Виктору хотелось взять билет на более раннее число (ему не терпелось избавиться от общества родителей, которые сначала настояли на том, чтобы встретить Рождество вместе, а потом ежедневно напоминали, на какие жертвы пошли, потому что каникулы – это самое удачное время для выездных лекций), но он не пожелал демонстрировать слишком сильное стремление поскорее узнать все и потому выждал несколько дней, лихорадочно занимаясь собственным исследованием адреналина, которое в сравнении казалось примитивным: простой вопрос о причине и следствии, с таким большим массивом документированных данных, что особого напряжения не требовалось. Это было просто пережевывание. Умело организованное и изящно сформулированное, конечно, но усеянное гипотезами, которые Виктор ощущал как нечто приземленное и скучное. Лайн назвал его развернутый план основательным и сказал, что Виктор идет в нужном направлении. Вот только Виктору не хотелось идти, когда Эли пытался лететь.
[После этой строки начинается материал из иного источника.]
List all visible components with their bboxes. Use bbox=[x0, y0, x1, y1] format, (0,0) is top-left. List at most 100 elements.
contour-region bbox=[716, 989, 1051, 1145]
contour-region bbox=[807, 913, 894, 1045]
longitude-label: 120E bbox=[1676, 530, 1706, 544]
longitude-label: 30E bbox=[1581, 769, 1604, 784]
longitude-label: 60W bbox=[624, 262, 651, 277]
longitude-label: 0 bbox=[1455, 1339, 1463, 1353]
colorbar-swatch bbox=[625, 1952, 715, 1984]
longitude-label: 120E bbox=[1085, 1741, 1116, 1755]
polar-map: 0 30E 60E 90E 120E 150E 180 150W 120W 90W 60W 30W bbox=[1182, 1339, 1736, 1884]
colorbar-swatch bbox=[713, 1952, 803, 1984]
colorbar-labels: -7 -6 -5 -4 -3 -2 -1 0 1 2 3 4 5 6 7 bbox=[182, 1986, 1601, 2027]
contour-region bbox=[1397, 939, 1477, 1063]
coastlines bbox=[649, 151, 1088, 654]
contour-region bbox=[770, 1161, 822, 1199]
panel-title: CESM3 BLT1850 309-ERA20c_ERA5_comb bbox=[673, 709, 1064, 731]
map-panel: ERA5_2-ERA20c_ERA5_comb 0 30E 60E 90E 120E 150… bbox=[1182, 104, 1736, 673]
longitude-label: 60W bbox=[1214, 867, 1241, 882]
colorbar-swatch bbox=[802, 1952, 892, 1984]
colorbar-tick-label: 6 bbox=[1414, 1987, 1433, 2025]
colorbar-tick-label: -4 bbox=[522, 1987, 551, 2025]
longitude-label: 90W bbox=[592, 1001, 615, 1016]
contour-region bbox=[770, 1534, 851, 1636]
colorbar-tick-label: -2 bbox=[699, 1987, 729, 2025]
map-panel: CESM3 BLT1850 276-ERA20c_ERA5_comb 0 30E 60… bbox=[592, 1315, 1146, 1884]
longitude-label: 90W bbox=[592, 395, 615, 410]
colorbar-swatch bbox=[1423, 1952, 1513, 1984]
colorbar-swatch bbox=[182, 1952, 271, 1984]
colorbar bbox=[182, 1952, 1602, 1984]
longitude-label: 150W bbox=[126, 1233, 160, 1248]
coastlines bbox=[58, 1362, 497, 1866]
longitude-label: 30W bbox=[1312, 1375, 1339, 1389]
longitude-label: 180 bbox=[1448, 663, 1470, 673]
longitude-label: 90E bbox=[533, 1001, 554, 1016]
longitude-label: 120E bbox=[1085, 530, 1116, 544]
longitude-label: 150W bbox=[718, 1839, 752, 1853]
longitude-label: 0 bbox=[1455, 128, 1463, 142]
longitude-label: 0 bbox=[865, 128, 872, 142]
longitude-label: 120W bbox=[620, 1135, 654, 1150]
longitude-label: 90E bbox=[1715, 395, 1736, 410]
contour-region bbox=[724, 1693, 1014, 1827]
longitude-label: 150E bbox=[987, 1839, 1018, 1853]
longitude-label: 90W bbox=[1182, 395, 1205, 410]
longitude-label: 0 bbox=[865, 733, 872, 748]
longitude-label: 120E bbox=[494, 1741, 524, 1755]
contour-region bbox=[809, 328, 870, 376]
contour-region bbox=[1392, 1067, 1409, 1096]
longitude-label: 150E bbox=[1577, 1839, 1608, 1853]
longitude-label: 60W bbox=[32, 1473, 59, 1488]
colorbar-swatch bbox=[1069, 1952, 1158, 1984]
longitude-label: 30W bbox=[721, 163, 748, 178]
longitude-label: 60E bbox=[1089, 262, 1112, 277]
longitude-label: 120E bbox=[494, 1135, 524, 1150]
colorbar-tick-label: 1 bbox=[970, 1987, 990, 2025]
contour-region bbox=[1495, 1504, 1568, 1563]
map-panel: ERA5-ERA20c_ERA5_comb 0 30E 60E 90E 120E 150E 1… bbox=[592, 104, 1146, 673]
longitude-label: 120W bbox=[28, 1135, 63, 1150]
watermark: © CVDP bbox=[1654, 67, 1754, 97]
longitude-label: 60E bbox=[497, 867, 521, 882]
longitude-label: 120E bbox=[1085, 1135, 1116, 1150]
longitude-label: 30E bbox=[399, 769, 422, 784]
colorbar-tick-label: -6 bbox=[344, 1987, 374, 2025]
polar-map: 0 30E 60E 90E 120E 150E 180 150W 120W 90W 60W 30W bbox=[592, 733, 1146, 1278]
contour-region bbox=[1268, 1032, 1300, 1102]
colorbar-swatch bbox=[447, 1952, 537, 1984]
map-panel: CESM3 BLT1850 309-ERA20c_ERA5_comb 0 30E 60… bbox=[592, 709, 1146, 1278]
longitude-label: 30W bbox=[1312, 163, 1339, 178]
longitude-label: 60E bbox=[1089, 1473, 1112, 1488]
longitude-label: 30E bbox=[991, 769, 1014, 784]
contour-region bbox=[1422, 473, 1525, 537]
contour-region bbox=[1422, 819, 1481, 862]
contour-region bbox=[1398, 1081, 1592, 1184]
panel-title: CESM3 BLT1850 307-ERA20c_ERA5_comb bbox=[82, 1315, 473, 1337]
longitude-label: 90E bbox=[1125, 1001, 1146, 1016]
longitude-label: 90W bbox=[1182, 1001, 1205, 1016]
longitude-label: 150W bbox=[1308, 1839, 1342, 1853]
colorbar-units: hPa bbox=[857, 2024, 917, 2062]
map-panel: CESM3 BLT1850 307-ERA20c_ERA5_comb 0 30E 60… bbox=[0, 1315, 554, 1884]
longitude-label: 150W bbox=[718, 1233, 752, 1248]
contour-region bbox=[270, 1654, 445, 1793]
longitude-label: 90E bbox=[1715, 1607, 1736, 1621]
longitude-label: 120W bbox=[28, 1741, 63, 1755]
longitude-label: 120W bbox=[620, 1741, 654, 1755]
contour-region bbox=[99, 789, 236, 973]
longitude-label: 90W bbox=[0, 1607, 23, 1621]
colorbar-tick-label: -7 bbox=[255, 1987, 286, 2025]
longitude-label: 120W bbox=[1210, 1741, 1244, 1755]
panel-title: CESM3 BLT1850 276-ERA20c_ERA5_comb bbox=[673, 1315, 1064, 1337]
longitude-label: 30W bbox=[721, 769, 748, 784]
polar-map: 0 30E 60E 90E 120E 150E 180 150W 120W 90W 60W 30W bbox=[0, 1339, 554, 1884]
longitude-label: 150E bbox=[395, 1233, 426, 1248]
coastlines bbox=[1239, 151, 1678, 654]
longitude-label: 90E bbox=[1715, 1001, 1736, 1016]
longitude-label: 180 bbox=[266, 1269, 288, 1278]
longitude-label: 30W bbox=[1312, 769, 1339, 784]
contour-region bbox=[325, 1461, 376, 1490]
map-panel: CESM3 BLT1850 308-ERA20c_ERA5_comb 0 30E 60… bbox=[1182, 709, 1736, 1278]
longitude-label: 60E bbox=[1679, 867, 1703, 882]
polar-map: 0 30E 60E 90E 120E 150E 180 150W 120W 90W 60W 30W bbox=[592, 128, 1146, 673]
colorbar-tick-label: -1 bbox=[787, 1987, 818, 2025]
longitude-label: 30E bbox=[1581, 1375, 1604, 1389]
Вот почему к тому моменту, когда он забрался в машину Эли на пассажирское место, то от возбуждения уже барабанил пальцами по коленям. Виктор потянулся, стараясь их успокоить, но стоило им снова упасть ему на колени – и они возобновили свое беспокойное движение. Он почти весь полет копил равнодушие, чтобы при встрече с Эли первым словом не стало бы «рассказывай!», но теперь, когда они остались вдвоем, его спокойствие давало сбой.
– Ну и? – спросил он, безуспешно пытаясь изобразить скуку. – Что ты выяснил?
Эли вцепился в руль, поворачивая к Локлендскому университету.
– Травма.
– И при чем здесь она?
– Это единственный общий фактор, который я обнаружил во всех случаях ЭО, что хоть как-то задокументированы. Короче, организм в стрессовой ситуации реагирует странно. Адреналин, и все такое, как ты знаешь. Я пришел к выводу, что травма может вызвать в теле химические изменения. – Он говорил все быстрее. – Только проблема вот в чем: «травма» – это такое расплывчатое слово, так? На самом деле это очень широкое понятие, а мне надо выделить связующую нить. Каждый день травмы получают миллионы людей. Эмоциональные, физические – какие угодно. Если бы хотя бы небольшая их часть получала ЭО-способности, эти люди стали бы заметной группой населения. А тогда случаи ЭО не были бы чем-то закавыченным, просто гипотезой – они были бы фактом действительности. Я понял, что должно быть нечто более конкретное.
– Вид травмы? Типа ДТП? – предположил Виктор.
– Да, совершенно верно, вот только не нашлось никаких общих характеристик травмы. Никакой явной формулы. Никаких параметров. Поначалу.
Эли сделал паузу. Виктор выключил тихо игравшее радио. Эли чуть ли не подскакивал на месте.
– Но?.. – поторопил его Виктор, ненавидя собственный столь явный интерес.
– Но я начал копать, – сказал Эли, – и в тех немногих разборах конкретных случаев, которые мне удалось отрыть (неофициальные, конечно, и до чего же трудно было найти это дерьмо!), люди были не просто травмированы, Вик. Они умерли. Я этого сразу не заметил, потому что в девяноста процентах случаев, когда человек не остается мертвым, это даже не регистрируется как ОКС. Черт, да многие даже не подозревают, что пережили ОКС!
– ОКС?
Эли покосился на Виктора:
– «Опыт клинической смерти». Что, если ЭО создаются не любой травмой? Что, если их организм реагирует на самую глубокую физическую и психическую травму? Смерть. Если задуматься, то трансформация, о которой мы говорим, не может быть вызвана одной только физиологической реакцией или одной только психической. Для нее требуется огромный выброс адреналина, страха, осознания. Мы говорим о силе воли, говорим о победе духа над телом, но тут не одно побеждает другое – тут и то и другое сразу. Дух и тело реагируют на близость смерти, и в тех случаях, когда они оба достаточно сильны (а они должны быть сильными, я говорю о наследственной предрасположенности и воле к жизни), то, по-моему, у нас появляется рецепт ЭО.